Midnight is the witching hour, the hour when Cinderella’s coach turns back into a pumpkin and also, we believe, the hour in the Central European Time Zone when Maurizio Sarri’s £7m (€8m) release clause expires.
There’s been a lot of speculation about what happens after that, most of it unfounded. Wild theories, like Sarri resigning and paying a €1.5m fine, seem to have come out of nowhere. A more rational explanation claims that Italian laws mean that as long as Napoli continue to pay Sarri his regular installments on a €1.5m per year contract (which doesn’t expire until 2020), the club still own his employment rights.
That certainly seems to be Napoli’s view, who have made it a point to continue demanding compensation for their former head coach, quite likely matching the value stipulated by said expiring buyout clause.
Napoli to demand expiring Sarri clause https://t.co/Sm7Yqt92Fl via @NewsNowUK— Lynn Hamer (@evilbluebird) May 31, 2018
Aurelio de Laurentiis insisting on being paid for a coach who’s surplus to requirements (now that he’s signed Carlo Ancelotti) is entirely in keeping with his bare-knuckle approach to business. Frankly, given his nature, it seemed within the realm of possiblity that he’d demand even more than the £7m required to activate the release clause, once it expires.

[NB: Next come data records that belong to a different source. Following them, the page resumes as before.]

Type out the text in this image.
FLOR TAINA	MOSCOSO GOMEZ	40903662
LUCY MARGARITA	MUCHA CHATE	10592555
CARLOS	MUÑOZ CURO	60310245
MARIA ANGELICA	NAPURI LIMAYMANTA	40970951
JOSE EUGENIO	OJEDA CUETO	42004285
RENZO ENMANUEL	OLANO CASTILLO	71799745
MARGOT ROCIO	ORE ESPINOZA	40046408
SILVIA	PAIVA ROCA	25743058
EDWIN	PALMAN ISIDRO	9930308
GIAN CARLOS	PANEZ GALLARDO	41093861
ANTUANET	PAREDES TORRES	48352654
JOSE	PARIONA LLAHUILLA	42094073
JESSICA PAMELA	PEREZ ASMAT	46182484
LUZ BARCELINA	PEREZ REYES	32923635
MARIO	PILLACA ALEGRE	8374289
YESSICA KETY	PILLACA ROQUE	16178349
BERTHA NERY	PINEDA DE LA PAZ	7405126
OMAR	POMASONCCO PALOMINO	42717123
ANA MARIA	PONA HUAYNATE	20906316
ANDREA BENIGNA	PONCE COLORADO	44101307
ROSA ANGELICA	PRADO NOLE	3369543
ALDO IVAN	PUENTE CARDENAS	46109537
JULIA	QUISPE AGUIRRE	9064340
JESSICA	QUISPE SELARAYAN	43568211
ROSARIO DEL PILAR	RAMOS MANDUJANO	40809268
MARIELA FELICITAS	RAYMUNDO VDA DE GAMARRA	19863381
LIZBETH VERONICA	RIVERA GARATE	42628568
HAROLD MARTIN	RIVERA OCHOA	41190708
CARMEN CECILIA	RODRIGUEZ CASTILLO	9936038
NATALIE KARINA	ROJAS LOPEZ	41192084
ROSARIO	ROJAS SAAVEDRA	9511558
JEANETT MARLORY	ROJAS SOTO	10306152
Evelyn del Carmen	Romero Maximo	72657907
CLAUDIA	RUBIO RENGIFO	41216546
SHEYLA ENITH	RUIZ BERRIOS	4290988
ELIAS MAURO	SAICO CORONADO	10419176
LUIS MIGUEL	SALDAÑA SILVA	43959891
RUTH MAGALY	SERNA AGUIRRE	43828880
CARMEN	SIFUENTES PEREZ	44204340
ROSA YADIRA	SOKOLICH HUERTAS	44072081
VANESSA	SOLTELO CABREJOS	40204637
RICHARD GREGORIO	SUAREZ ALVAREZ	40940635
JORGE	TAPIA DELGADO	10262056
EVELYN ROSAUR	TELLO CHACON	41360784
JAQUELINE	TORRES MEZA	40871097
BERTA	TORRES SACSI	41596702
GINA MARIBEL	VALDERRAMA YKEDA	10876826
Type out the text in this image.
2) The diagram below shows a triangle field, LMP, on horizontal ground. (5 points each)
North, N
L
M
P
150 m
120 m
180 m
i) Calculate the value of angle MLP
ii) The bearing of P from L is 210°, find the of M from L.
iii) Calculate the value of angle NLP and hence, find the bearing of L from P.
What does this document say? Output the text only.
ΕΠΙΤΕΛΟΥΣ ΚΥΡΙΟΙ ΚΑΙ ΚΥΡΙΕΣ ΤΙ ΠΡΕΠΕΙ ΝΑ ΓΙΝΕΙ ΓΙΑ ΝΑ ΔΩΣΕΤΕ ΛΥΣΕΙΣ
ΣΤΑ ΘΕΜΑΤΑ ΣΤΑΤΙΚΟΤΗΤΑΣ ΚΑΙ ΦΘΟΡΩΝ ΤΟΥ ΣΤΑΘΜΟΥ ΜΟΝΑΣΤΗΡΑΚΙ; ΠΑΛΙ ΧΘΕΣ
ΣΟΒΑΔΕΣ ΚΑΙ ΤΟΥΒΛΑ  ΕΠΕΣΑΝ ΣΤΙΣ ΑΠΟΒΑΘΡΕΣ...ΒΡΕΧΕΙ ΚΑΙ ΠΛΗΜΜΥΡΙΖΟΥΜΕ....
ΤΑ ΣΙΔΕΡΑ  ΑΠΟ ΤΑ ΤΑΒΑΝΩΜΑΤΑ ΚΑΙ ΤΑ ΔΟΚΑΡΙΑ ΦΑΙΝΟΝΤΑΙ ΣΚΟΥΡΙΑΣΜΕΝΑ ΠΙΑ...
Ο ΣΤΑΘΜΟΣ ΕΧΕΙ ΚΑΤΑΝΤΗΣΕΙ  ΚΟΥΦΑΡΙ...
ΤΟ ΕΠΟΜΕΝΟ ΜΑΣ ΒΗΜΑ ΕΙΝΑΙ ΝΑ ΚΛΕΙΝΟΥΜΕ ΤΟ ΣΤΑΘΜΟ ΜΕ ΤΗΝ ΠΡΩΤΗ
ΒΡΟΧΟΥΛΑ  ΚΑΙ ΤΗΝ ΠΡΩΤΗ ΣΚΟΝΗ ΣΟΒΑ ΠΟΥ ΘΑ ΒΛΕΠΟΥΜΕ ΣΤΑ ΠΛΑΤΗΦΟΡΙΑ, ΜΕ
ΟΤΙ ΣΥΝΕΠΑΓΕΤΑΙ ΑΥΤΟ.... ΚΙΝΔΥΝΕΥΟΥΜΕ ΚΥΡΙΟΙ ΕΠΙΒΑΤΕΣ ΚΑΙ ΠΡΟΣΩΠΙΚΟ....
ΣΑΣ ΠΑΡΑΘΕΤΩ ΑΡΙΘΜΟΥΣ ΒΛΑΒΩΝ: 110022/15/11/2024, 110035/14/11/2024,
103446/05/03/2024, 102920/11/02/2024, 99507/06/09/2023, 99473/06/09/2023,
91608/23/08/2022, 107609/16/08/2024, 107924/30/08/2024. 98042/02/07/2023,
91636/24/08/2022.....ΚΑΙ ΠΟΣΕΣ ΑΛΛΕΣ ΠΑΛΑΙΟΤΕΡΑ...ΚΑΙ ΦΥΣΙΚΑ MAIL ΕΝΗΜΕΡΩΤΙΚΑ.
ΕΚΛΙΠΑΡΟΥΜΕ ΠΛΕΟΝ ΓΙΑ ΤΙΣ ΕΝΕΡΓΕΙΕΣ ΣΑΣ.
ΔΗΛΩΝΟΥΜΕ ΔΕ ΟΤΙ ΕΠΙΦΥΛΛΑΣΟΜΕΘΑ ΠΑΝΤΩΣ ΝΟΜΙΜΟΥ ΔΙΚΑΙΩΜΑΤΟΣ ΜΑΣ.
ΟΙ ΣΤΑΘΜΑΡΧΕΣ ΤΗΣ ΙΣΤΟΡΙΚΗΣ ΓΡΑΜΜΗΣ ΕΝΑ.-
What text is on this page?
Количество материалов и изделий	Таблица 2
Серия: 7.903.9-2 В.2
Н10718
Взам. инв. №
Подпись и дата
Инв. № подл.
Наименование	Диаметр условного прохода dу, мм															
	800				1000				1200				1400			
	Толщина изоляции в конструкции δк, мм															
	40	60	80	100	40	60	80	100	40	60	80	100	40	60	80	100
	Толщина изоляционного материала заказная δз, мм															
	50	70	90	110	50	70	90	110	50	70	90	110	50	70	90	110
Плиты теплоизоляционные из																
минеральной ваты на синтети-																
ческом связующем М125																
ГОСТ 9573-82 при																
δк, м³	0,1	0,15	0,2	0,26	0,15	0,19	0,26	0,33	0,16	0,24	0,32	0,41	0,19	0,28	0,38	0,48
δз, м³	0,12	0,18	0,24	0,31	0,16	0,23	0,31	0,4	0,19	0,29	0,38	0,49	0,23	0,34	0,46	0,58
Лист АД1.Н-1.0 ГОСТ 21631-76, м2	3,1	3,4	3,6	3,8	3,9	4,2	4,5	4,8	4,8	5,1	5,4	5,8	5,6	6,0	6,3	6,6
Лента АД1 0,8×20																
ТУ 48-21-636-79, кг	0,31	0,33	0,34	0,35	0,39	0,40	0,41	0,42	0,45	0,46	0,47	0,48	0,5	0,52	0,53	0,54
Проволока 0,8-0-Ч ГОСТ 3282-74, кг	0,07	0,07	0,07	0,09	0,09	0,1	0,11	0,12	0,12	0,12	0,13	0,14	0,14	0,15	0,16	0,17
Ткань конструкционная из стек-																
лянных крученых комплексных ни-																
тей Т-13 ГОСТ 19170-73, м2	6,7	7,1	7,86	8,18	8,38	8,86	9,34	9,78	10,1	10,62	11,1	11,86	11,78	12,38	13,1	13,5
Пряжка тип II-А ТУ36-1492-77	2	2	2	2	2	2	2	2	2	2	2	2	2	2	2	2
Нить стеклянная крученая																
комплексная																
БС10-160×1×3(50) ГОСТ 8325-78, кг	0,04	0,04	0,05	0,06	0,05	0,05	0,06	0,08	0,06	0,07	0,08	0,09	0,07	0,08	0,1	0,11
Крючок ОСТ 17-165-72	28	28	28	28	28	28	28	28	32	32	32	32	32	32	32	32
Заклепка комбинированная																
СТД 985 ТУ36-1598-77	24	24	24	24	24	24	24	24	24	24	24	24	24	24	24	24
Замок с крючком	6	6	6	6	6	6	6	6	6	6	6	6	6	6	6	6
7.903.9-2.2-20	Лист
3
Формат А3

Chelsea aren’t above some legal fisticuffs themselves, though. Sky Sports is reporting that Chelsea are considering filing a lawsuit against Napoli, or appealing to FIFA. For his part, Sarri himself is said to be considering a lawsuit demanding to be released from his contract.(EDIT: The Guardian reports that Sarri would make a case for constructive dismissal, given that somebody has been hired to fill the job he once held.)
€8m release clause in Maurizio Sarri’s Napoli contract expires today. Sarri contracted until 2020. If Chelsea want Sarri, Napoli want €8m. Sarri considering suing Napoli. Napoli considering suing Sarri. Already replaced by Ancelotti.— Kaveh Solhekol (@SkyKaveh) May 31, 2018
We don’t know what is settled law in this area and what isn’t. What is becoming painfully clear, however, is that if a deal isn’t struck by the witching hour of midnight, the drama over who will be Chelsea’s next head coach could be prolonged indefinitely, and that wouldn’t be good for anyone.